Asahi Shimbun (Japanese) and Asahi Evening News (English), 17 April 2000
By Ramesh Thakur
Later this month the world community will gather in New York for the first review of the Nuclear Non-Proliferation Treaty since it was indefinitely extended in 1995. What lessons might be drawn for the security architecture of the nuclear age from the eleven tests India and Pakistan conducted in May 1998 to crash through the NPT barrier?
First, the tests diminished their net security, economic potential, influence and status. India still lacks effective deterrent capability against China. The subcontinent itself is more dangerous after the tests. Nuclear weapons failed to deter Pakistani infiltration or Indian retaliation and escalation to aerial bombardment in the two-month war in Kashmir last year.
Nuclear weapons cannot help India and Pakistan solve any of their real problems of poverty, illiteracy and malnutrition. While the economic sanctions imposed on both countries were pinpricks for India, they took Pakistan to the precipice of disaster. The almost total condemnation from around the world was proof of just how isolated both countries were in the international community.
Second, the tests revealed a gaping hole in the NPT. India and Pakistan could make, deploy and use nuclear weapons, but would not qualify as a nuclear power under the NPT because they did not test before 1967. If one of the existing five gave up nuclear weapons, it would still be a nuclear power. This is Alice in Wonderland stuff where words mean whatever the nuclear haves choose them to mean.

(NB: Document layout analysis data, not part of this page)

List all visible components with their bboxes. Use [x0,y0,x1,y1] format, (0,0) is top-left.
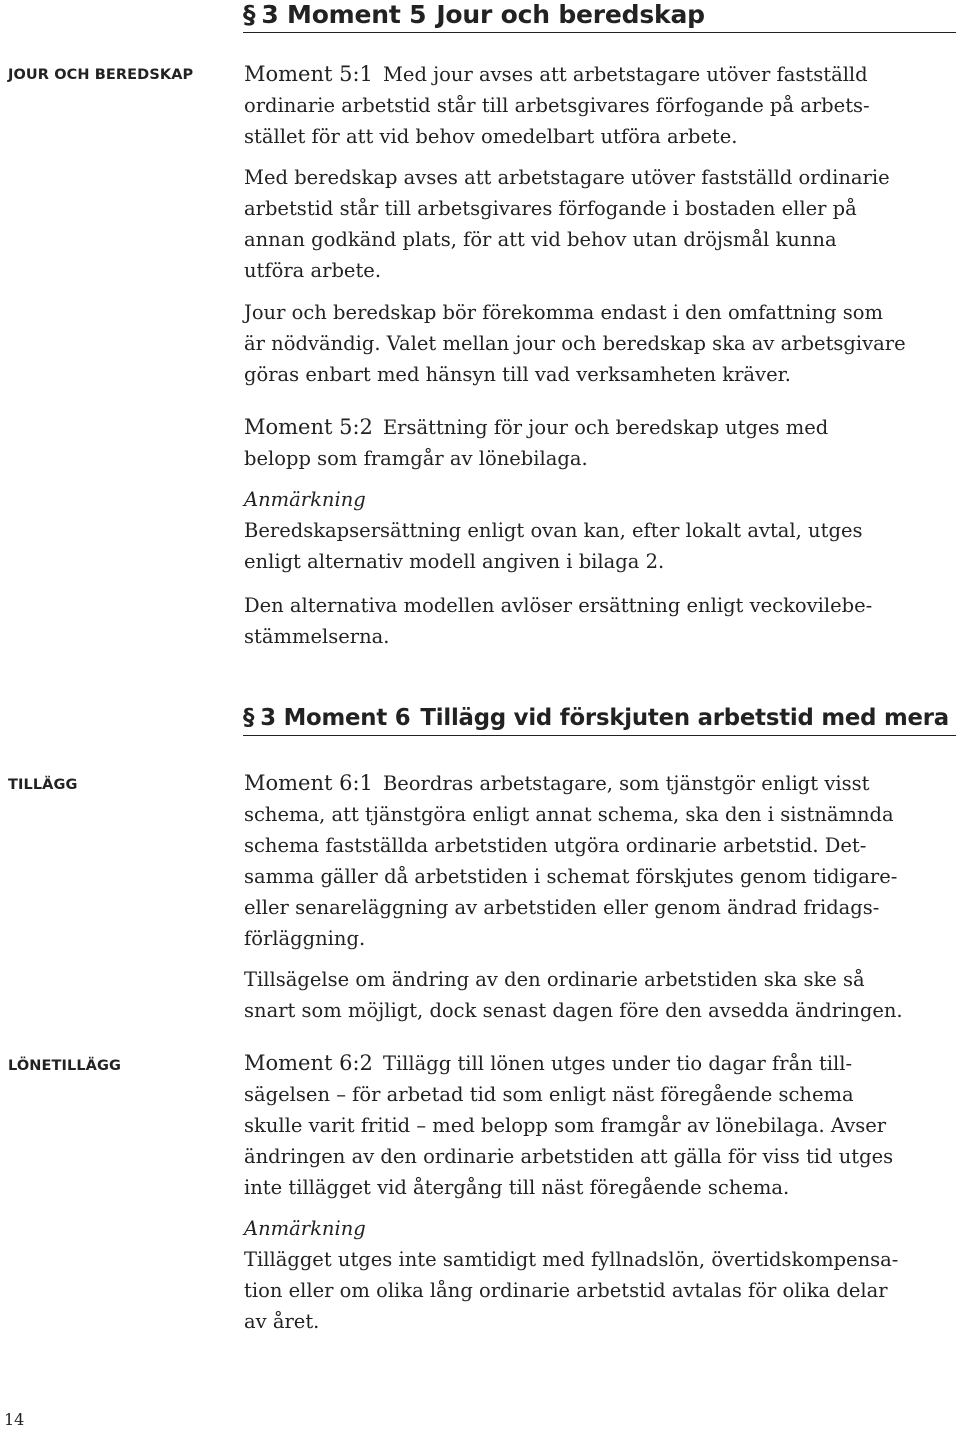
moment-5-2-paragraph [244,412,956,474]
text-line: Tillsägelse om ändring av den ordinarie arbetstiden ska ske så [244,968,865,991]
moment-label: Moment 6:1 [244,771,373,795]
text-line: Tillägget utges inte samtidigt med fyllnadslön, övertidskompensa- [244,1248,899,1271]
text-line: är nödvändig. Valet mellan jour och beredskap ska av arbetsgivare [244,332,906,355]
moment-label: Moment 6:2 [244,1051,373,1075]
text-line: Ersättning för jour och beredskap utges med [382,416,829,439]
text-line: Med jour avses att arbetstagare utöver fastställd [382,63,868,86]
note-block-1 [244,484,956,577]
alternativ-modell-paragraph [244,590,956,652]
text-line: sägelsen – för arbetad tid som enligt näst föregående schema [244,1083,854,1106]
text-line: ändringen av den ordinarie arbetstiden att gälla för viss tid utges [244,1145,894,1168]
text-line: ordinarie arbetstid står till arbetsgivares förfogande på arbets- [244,94,870,117]
text-line: eller senareläggning av arbetstiden eller genom ändrad fridags- [244,896,880,919]
text-line: av året. [244,1310,320,1333]
moment-label: Moment 5:1 [244,62,373,86]
moment-label: Moment 5:2 [244,415,373,439]
note-label: Anmärkning [244,488,366,511]
page-number: 14 [4,1410,25,1429]
moment-6-1-paragraph [244,768,956,954]
text-line: förläggning. [244,927,366,950]
text-line: Tillägg till lönen utges under tio dagar från till- [382,1052,853,1075]
note-block-2 [244,1213,956,1337]
margin-label-jour-och-beredskap: JOUR OCH BEREDSKAP [8,67,194,83]
section-title: Jour och beredskap [436,0,705,29]
text-line: tion eller om olika lång ordinarie arbetstid avtalas för olika delar [244,1279,888,1302]
margin-label-tillagg: TILLÄGG [8,777,78,793]
margin-label-lonetillagg: LÖNETILLÄGG [8,1058,121,1074]
text-line: schema, att tjänstgöra enligt annat schema, ska den i sistnämnda [244,803,894,826]
text-line: utföra arbete. [244,259,382,282]
text-line: stämmelserna. [244,625,390,648]
section-heading-moment-5 [243,0,956,33]
section-sign: § [243,705,255,731]
text-line: Med beredskap avses att arbetstagare utöver fastställd ordinarie [244,166,890,189]
text-line: arbetstid står till arbetsgivares förfogande i bostaden eller på [244,197,857,220]
omfattning-paragraph [244,297,956,390]
section-number: 3 Moment 6 [260,705,411,731]
section-heading-moment-6 [243,703,956,736]
text-line: Beredskapsersättning enligt ovan kan, efter lokalt avtal, utges [244,519,863,542]
text-line: samma gäller då arbetstiden i schemat förskjutes genom tidigare- [244,865,898,888]
text-line: Den alternativa modellen avlöser ersättning enligt veckovilebe- [244,594,873,617]
text-line: inte tillägget vid återgång till näst föregående schema. [244,1176,790,1199]
beredskap-paragraph [244,162,956,286]
moment-6-2-paragraph [244,1048,956,1203]
section-number: 3 Moment 5 [261,0,427,29]
note-label: Anmärkning [244,1217,366,1240]
text-line: skulle varit fritid – med belopp som framgår av lönebilaga. Avser [244,1114,887,1137]
text-line: göras enbart med hänsyn till vad verksamheten kräver. [244,363,791,386]
section-sign: § [243,0,256,29]
text-line: belopp som framgår av lönebilaga. [244,447,588,470]
text-line: Jour och beredskap bör förekomma endast i den omfattning som [244,301,883,324]
text-line: snart som möjligt, dock senast dagen före den avsedda ändringen. [244,999,903,1022]
text-line: annan godkänd plats, för att vid behov utan dröjsmål kunna [244,228,837,251]
section-title: Tillägg vid förskjuten arbetstid med mera [420,705,949,731]
text-line: stället för att vid behov omedelbart utföra arbete. [244,125,738,148]
text-line: Beordras arbetstagare, som tjänstgör enligt visst [382,772,870,795]
text-line: enligt alternativ modell angiven i bilaga 2. [244,550,665,573]
tillsagelse-paragraph [244,964,956,1026]
moment-5-1-paragraph [244,59,956,152]
text-line: schema fastställda arbetstiden utgöra ordinarie arbetstid. Det- [244,834,867,857]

Trying to denuclearize South Asia is as unrealistic as demanding total nuclear abolition, immediately. Just as weapons that have been invented cannot be disinvented, so too that which has been tested may be detested, but cannot be de-tested. There is a real conundrum here that needs to be addressed more seriously than through finger-wagging at the subcontinent's nuclear naughtiness.
Third, the entire nonproliferation regime is not in danger of imminent collapse. The 1998 tests did not produce fresh countries of proliferation concern. We are still stuck with the same NPT rejectionists and cheats. Most countries signed the NPT because they have no compelling security need for nuclear weapons, do not believe that these will confer any political benefits, and have concluded that the option is either too costly or simply irrelevant. They believe their security needs are better met through a rejection than an embrace of nuclear weapons. For India the NPT is illegitimate because it is a denial of the equality of opportunity to proliferate; for most the regime is valuable for providing security from proliferation and the promise of disarmament.
Fourth, the 1998 tests confirmed that the logic of nonproliferation is the same as that of disarmament. The NPT is tied to a frozen international power structure decades out of date. Nuclear weapons are neither necessary (witness Germany and Japan) nor sufficient (witness Pakistan and North Korea) to be an effective player in modern diplomacy. Yet not one country that had nuclear weapons when the NPT was signed in 1968 has given them up. They preach but do not practice nuclear abstinence. They justify their own nuclear weapons in national security language, but deny such weapons to anyone else for reasons of global security.
Confronted with a world that cannot be changed, reasonable people adapt and accommodate. The turning points of history and progress in human civilization have come from those who set out to change the world. Nuclear weapons are the common enemy of mankind. Like chemical and biological weapons of mass destruction, nuclear weapons too should be outlawed under an international regime that ensures strict compliance through effective and credible inspection, verification and control regimes.
As the only victim of nuclear weapons, and as a bridge between Asia and the West, Japan is uniquely positioned to engage both potential proliferators and the recalcitrant disarmers. The Non-proliferation Treaty review conference in New York is in real need of creative and imaginative leadership. Can Japan rise to the challenge?
Ramesh Thakur is vice rector of the United Nations University. These are his personal views.